I have read the provision the blogger is referring to plus two others and it does seem to say that there can be no more private insurance plans written after the public option is made available, telling private insurance whats the minimum services a plan can offer, and what they can charge. What's scary is Obama didn't know what provision the blogger was talking about but yet he is infatic about telling us we will be able to keep out private plans that polling shows 85% of us are happy with.

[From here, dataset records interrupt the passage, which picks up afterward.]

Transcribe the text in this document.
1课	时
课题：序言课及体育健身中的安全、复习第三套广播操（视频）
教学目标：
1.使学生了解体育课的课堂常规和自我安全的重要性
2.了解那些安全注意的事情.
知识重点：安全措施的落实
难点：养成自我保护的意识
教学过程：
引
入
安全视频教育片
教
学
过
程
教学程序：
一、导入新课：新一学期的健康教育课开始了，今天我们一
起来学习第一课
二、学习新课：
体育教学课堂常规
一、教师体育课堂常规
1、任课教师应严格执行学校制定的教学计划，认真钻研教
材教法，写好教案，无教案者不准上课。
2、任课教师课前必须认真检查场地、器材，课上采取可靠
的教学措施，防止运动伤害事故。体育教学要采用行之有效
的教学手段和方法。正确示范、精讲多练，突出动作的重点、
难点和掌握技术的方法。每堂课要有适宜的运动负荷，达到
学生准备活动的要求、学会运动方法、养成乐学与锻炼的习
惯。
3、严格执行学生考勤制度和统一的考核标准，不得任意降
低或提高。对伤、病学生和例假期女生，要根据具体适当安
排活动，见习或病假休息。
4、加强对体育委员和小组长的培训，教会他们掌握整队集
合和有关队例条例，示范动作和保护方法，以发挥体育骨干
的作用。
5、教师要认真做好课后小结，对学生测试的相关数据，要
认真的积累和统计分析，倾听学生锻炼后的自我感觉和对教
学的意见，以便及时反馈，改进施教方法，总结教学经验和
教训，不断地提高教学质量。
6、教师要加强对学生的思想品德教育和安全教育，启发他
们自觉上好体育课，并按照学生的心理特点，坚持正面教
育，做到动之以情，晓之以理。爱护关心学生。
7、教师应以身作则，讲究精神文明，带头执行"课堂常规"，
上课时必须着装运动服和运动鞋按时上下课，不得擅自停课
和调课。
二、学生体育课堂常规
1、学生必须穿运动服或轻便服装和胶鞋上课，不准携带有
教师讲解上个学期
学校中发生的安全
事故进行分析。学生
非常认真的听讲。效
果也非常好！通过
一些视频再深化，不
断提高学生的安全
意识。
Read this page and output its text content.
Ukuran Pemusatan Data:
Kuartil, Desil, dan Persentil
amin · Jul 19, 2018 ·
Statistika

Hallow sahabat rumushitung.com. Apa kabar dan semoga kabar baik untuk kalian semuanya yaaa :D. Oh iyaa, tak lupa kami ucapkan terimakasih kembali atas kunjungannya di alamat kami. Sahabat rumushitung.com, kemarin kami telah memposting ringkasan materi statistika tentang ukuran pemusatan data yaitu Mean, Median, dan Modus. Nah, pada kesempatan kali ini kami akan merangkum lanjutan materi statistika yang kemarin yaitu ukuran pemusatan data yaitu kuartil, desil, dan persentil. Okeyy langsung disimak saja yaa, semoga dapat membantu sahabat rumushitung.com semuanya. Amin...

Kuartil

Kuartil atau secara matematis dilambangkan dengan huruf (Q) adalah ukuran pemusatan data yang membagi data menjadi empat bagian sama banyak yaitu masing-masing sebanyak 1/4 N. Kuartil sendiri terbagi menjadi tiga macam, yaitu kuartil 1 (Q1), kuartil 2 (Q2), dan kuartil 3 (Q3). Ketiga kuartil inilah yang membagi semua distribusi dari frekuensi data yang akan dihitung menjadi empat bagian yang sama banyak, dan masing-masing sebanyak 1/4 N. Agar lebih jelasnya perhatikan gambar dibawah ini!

As it stands now we have a jackpot civil justice system and doctors are forced to carry unbelievably high mal-practice insurance. Will the government have to carry malpratice insurance? I suppose you can sue the government for malpractice but what are the odds going to be for someone who gets free healthcare from the government. Will the private citizen even file when the realize the government has unlimited resources to defend itself from someone taking a handout. Obama and the Democrats have not put in one bill, tort reform. Tort reform would if framed right, put a stop to base-less lawsuits and put a cap on jackpot payouts. This would lower the cost of malpractice insurance and the cost of what doctors and hospitals charge health insurance companies. But trial lawyers are one of the biggest contributors to the Democratic Party, so don't hold your breath.
So is it logical to think private health insurers can compete with the government who has no profit to worry about, who can set prices as low as they wish and run deficits year after year and print their own money. A government who doesn't have to worry about malpractice lawsuits, and a government who creates the rules of the game they're playing in, then referee's it. That's Obama logic.